Noise as a Probe: Membership Inference Attacks on Diffusion Models Leveraging Initial Noise

Diffusion models have achieved remarkable progress in image generation, but their increasing deployment raises serious concerns about privacy. In particular, fine-tuned models are highly vulnerable, as they are often fine-tuned on small and private datasets. Membership inference attacks (MIAs) are used to assess privacy risks by determining whether a specific sample was part of a model's training data. Existing MIAs against diffusion models either assume obtaining the intermediate results or require auxiliary datasets for training the shadow model. In this work, we utilized a critical yet overlooked vulnerability: the widely used noise schedules fail to fully eliminate semantic information in the images, resulting in residual semantic signals even at the maximum noise step. We empirically demonstrate that the fine-tuned diffusion model captures hidden correlations between the residual semantics in initial noise and the original images. Building on this insight, we propose a simple yet effective membership inference attack, which injects semantic information into the initial noise and infers membership by analyzing the model's generation result.
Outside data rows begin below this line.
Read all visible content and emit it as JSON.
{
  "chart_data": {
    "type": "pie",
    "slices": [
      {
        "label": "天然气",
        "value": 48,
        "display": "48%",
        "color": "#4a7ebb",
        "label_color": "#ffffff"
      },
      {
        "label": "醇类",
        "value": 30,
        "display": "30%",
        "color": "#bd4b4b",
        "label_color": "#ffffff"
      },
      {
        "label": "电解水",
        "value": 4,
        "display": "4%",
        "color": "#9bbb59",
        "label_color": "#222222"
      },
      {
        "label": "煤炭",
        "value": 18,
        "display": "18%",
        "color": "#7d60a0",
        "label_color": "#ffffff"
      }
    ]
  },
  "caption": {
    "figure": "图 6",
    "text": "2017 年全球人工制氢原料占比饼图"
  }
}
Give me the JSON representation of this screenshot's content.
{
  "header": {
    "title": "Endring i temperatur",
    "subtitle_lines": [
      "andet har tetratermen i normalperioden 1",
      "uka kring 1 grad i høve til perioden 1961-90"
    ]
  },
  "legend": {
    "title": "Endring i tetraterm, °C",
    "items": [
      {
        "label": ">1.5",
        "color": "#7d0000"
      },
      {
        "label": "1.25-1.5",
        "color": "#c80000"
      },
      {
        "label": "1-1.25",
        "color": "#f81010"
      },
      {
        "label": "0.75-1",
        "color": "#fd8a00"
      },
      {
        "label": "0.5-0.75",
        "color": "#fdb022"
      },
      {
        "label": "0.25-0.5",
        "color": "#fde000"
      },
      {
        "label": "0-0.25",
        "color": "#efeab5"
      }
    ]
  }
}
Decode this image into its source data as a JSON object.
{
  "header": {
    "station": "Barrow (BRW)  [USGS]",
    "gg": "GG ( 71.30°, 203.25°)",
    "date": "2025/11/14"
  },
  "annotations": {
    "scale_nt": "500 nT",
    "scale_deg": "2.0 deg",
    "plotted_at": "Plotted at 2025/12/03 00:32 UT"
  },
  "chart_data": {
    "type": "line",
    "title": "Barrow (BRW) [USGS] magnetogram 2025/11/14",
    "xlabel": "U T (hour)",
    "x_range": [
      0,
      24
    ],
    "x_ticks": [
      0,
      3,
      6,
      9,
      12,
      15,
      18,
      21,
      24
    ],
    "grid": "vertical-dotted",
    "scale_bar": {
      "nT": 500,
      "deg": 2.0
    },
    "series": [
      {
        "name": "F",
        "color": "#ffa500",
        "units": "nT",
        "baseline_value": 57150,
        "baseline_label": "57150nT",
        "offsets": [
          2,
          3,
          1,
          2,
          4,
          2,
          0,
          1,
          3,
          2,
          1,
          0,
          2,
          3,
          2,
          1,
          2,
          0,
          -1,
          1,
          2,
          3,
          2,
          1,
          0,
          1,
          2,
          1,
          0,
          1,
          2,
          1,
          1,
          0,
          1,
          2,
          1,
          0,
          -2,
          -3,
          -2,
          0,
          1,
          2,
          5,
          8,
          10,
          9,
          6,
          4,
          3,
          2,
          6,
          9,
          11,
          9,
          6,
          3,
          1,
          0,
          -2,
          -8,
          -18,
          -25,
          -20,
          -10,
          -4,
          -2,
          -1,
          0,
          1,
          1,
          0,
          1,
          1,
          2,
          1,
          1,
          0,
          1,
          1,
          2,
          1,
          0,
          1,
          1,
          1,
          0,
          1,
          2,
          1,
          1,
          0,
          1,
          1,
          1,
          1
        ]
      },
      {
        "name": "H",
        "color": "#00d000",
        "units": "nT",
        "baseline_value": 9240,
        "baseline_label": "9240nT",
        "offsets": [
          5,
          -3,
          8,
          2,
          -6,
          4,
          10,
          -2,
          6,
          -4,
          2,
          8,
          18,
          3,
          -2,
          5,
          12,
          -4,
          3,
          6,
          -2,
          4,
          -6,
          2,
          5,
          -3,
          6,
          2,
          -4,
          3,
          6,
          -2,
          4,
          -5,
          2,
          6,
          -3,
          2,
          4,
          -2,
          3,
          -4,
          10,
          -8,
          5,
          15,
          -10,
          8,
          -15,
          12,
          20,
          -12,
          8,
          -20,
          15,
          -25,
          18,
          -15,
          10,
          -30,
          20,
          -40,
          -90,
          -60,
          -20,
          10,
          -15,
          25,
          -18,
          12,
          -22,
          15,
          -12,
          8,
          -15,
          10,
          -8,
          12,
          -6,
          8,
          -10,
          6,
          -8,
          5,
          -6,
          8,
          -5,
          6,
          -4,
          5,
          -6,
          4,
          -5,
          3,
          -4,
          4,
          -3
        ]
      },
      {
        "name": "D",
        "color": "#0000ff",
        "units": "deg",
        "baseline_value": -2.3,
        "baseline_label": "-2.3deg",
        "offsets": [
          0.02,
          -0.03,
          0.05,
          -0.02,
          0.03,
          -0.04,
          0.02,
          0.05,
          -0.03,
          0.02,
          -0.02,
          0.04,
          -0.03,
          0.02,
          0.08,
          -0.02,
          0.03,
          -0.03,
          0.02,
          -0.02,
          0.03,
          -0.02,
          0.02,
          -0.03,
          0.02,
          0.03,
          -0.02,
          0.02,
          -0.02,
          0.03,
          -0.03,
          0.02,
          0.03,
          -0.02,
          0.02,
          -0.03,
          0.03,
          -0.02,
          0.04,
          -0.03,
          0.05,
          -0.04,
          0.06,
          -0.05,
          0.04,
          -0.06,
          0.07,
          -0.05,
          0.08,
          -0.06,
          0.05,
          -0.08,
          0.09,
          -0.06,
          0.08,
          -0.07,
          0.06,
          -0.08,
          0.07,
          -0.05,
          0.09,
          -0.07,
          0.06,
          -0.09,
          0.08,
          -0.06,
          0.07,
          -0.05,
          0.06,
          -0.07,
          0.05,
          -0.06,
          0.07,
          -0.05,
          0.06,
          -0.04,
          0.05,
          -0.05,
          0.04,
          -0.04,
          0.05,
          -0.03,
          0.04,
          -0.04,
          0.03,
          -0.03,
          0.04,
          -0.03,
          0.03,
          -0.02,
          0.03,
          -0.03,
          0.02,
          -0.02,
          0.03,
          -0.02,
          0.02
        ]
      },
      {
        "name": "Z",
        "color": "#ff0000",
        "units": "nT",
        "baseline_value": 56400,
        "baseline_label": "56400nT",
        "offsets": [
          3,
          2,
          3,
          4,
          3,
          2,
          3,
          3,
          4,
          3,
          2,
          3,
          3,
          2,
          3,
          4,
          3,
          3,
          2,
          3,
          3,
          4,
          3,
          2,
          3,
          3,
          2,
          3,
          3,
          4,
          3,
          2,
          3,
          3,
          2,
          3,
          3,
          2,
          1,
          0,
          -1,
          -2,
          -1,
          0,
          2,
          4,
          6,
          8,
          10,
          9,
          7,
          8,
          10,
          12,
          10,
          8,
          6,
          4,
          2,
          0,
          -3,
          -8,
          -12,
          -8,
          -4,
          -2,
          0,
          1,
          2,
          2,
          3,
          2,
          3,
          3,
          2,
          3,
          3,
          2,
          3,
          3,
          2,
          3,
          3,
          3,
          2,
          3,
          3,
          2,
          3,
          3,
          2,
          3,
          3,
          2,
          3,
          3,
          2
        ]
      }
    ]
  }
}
Extensive experiments demonstrate that the semantic initial noise can strongly reveal membership information, highlighting the vulnerability of diffusion models to MIAs.

Key Contributions

Identifies a novel vulnerability: standard noise schedules fail to fully destroy semantic information in images, leaving residual signals even at maximum noise step T
Proposes a black-box MIA that injects semantic content into initial noise and infers membership by comparing the model's generated output to the original image — requiring no intermediate denoising outputs or auxiliary shadow-model datasets
Empirically demonstrates that fine-tuned diffusion models capture hidden correlations between residual semantics in initial noise and training images, enabling strong membership discrimination

🛡️ Threat Analysis

Membership Inference Attack

The paper's entire contribution is a membership inference attack — determining whether a specific image was in a diffusion model's fine-tuning dataset. The attack injects semantic information into initial noise and measures how closely the model reproduces the original image, directly implementing the binary 'was this sample in training?' question that defines ML04.